Complexity in the emerging markets
While contemplating transactions in fast growing economies* presents attractive opportunities to many investors, the acquisition process as well as the integration process are more complex than when conducting deals in mature economies. Our Transaction Services and Tax optimization professionals in the 15 countries* covered by this study often encounter a number of risks threatening the success of the deal-making process in fast-growing markets or the success of the subsequent integration process. In this study, we shed light on transactional risks and opportunities based on our specialists’ experience from conducting due diligence and tax optimization in growing markets.

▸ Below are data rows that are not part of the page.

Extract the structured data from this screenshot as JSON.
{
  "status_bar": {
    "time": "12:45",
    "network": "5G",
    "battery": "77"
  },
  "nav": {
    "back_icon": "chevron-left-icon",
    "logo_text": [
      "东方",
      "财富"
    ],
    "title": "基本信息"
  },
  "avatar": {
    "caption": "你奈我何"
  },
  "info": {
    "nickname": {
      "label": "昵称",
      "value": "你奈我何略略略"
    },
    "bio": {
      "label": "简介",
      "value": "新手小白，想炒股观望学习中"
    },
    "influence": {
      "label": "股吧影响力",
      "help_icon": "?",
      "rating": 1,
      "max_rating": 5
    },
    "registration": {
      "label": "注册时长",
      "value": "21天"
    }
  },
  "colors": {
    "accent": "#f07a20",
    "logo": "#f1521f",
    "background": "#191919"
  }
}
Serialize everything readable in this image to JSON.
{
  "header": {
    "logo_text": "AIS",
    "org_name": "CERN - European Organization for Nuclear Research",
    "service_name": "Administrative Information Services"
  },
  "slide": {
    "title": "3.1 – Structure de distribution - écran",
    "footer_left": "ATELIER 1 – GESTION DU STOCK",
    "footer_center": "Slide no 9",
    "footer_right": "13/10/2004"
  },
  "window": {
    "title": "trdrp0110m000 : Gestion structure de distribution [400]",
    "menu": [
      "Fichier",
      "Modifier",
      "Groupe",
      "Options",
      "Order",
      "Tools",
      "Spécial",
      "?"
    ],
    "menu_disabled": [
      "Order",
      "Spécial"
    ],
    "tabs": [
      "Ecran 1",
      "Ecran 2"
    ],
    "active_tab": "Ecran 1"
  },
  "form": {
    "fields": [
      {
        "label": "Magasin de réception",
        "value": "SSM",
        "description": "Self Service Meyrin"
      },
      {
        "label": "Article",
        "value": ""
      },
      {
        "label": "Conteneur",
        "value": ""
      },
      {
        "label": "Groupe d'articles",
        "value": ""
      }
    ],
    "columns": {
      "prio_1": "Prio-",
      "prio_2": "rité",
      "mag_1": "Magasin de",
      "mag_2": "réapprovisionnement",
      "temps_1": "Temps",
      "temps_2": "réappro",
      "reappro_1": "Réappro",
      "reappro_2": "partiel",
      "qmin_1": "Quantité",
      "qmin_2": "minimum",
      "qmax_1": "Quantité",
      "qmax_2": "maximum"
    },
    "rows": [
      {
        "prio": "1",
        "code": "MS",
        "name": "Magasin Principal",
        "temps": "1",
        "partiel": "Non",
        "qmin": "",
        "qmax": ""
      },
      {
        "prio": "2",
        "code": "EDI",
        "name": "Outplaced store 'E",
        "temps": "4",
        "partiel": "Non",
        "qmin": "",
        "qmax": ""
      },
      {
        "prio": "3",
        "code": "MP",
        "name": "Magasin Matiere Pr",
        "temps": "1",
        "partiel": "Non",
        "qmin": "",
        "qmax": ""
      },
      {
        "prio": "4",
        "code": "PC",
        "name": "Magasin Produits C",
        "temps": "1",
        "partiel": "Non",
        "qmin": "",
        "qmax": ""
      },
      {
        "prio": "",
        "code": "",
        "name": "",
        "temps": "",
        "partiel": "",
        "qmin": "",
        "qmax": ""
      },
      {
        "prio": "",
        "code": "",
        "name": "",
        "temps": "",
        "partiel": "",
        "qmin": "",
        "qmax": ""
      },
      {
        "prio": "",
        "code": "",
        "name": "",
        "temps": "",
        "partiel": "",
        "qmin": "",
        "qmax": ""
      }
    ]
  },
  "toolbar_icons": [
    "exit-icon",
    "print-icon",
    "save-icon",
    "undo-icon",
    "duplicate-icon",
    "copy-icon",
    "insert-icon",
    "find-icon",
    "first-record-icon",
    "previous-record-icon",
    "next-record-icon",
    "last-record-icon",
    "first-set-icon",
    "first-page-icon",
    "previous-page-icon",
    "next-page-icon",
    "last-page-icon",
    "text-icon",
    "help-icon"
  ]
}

The main traps identified by our experts during the due diligence processes are related to
- the accuracy of the financial information,
- ownership and governance practices,
- regulatory and legal issues.
The tax aspect of a deal cannot be neglected, the tax optimization not only requires identifying and avoiding various tax traps (such as thin capitalization rule) but also benefiting from several tax incentives such as tax treaties and the rules for amortization of assets. Our specialists emphasized the importance of engaging with multiple levels of control of the information provided, enlarging the scope of the due diligence to address the critical areas and conducting work on the ground with local experts and advisors.
*We took an extended approach to the notion of fast growing economies by including the five BRICS (Brazil, Russia, India, China and South Africa) and adding another ten promising and growing economies which may present attractive opportunities to investors (Algeria, Egypt, Indonesia, Malaysia, Mexico, Nigeria, Philippines, South Korea, Turkey and Vietnam).